Acting President of Aosta Valley
- In office 16 December 2019 – 21 October 2020
- Preceded by: Antonio Fosson
- Succeeded by: Erik Lavévaz

Vice President of Aosta Valley
- In office 10 December 2018 – 16 December 2019
- President: Antonio Fosson
- Preceded by: Elso Gérandin
- Succeeded by: Luigi Bertschy

Member of the Regional Council of Aosta Valley
- Incumbent
- Assumed office 1 July 2013

Personal details
- Born: March 28, 1968 (age 58) Aosta, Aosta Valley, Italy
- Party: Valdostan Union

= Renzo Testolin =

Italian politician (born 1968)

Renzo Testolin (born 28 March 1968) is an Italian politician and accountant from the Valdostan Union party, current President of Aosta Valley.

Testolin served as acting President of Aosta Valley following the resignation of Antonio Fosson. He also served as Vice President of Aosta Valley from December 2018 to December 2019 and has served as a member of the Regional Council of Aosta Valley since July 2013. He was elected President of Aosta Valley on 2 March 2023.

== Career ==
Testolin was elected to the Aymavilles town council in 1995, and from 2005 to 2010 served as deputy mayor of Aymavilles. Testolin was elected to the Regional Council of Aosta Valley in the 2013 Valdostan regional election and was reelected in 2018 and 2020. He has served in various cabinet roles, including Regional Councilor for agriculture and natural resources and Councilor for Budget, Finance, Assets and Investments. On December 10, 2018, he was appointed vice president by Antonio Fosson and held that position until 2019, when Fosson resigned after an investigation into 'Ndrangheta interference in the 2018 elections and Testolin was appointed acting president. He served as acting president until October 21, 2020, when Erik Lavévaz was appointed president.

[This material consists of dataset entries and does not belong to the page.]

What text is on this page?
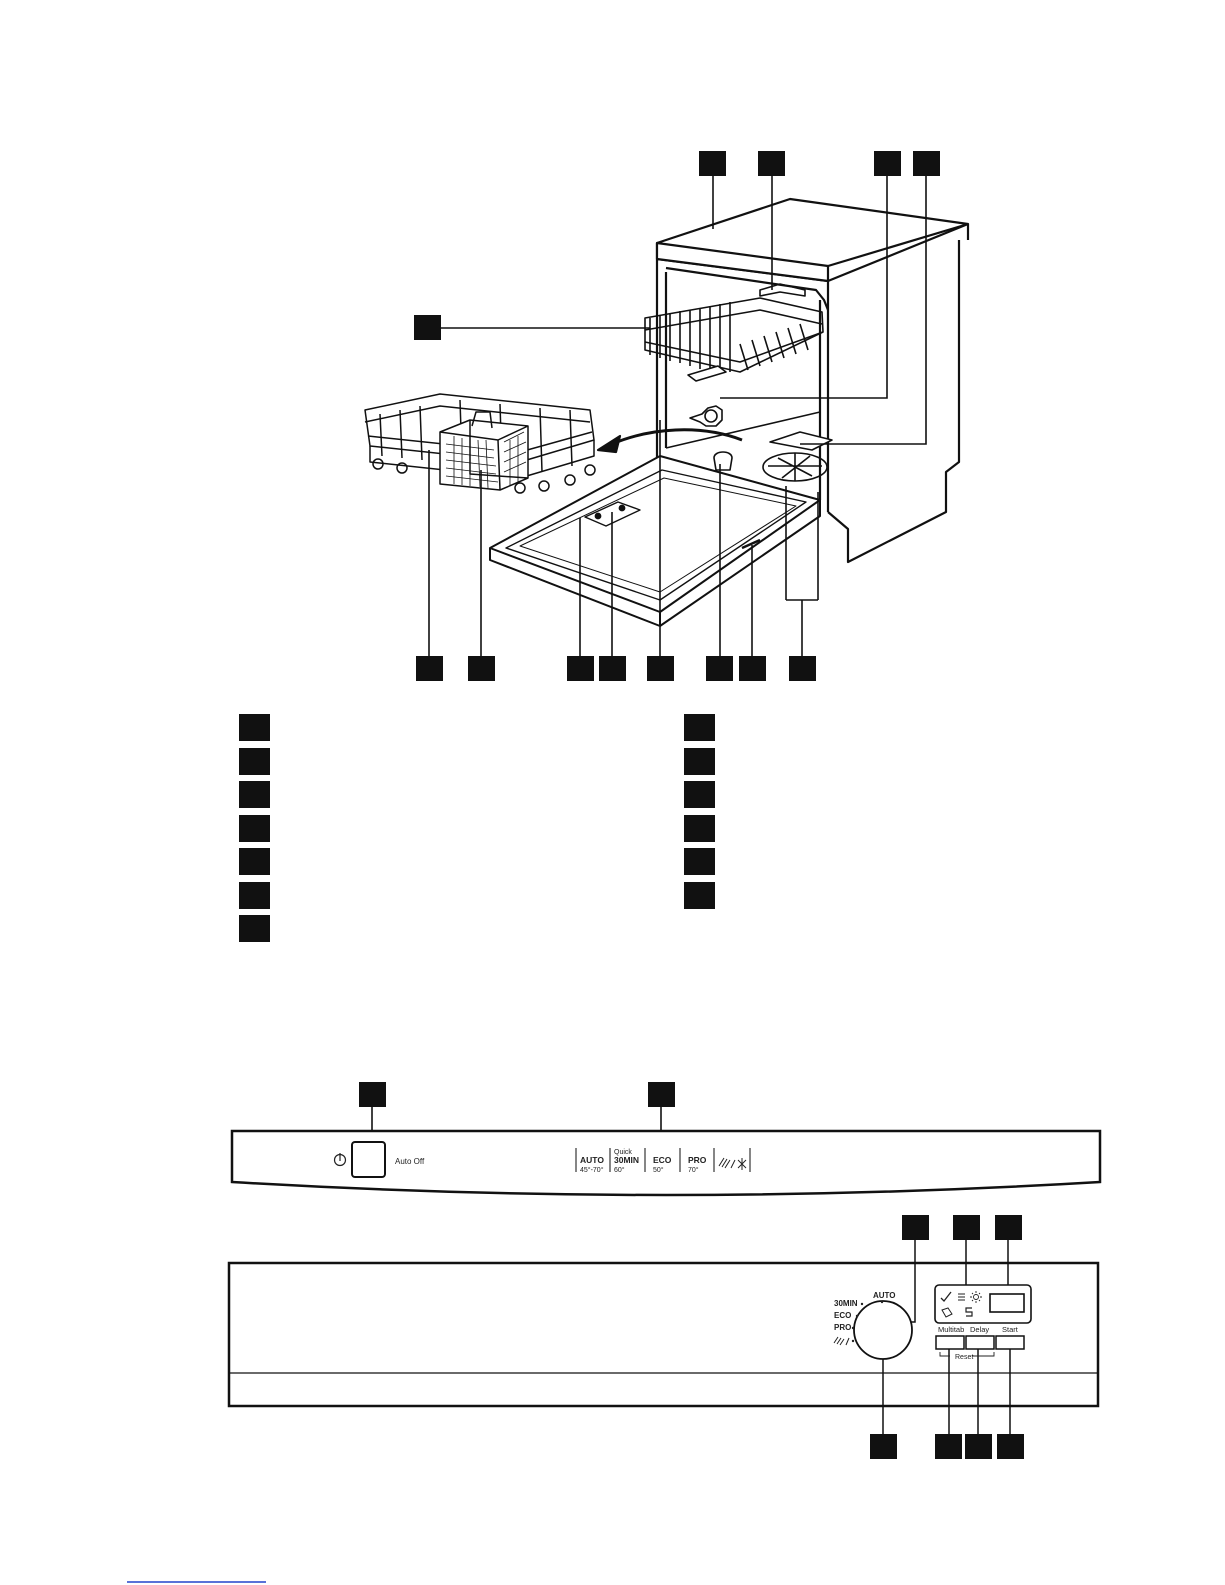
Auto Off	AUTO
45°-70°
Quick
30MIN
60°
ECO
50°
PRO
70°
AUTO
30MIN
ECO
PRO	Multitab Delay Start
Reset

Following the 2025 regional elections, he was re-elected to the regional council on the Valdostan Union list, resulting in the most votes in the entire electoral competition with 3,808 votes.

On November 5, he was re-elected as the president of the regional council as the head of alliance between Valdostan Union, the Centre Alliance and Forza Italia.

On May 2, 2026, the Aosta Court dismissed Testolin for having exceeded the limit of two consecutive terms (he was elected for a fourth consecutive term in 2025) provided by the regional law for all members of the Regional Council.

After filing an appeal, Testolin returned to office on May 11, 2026, as a result of the suspension of the enforceability of the first-instance ruling.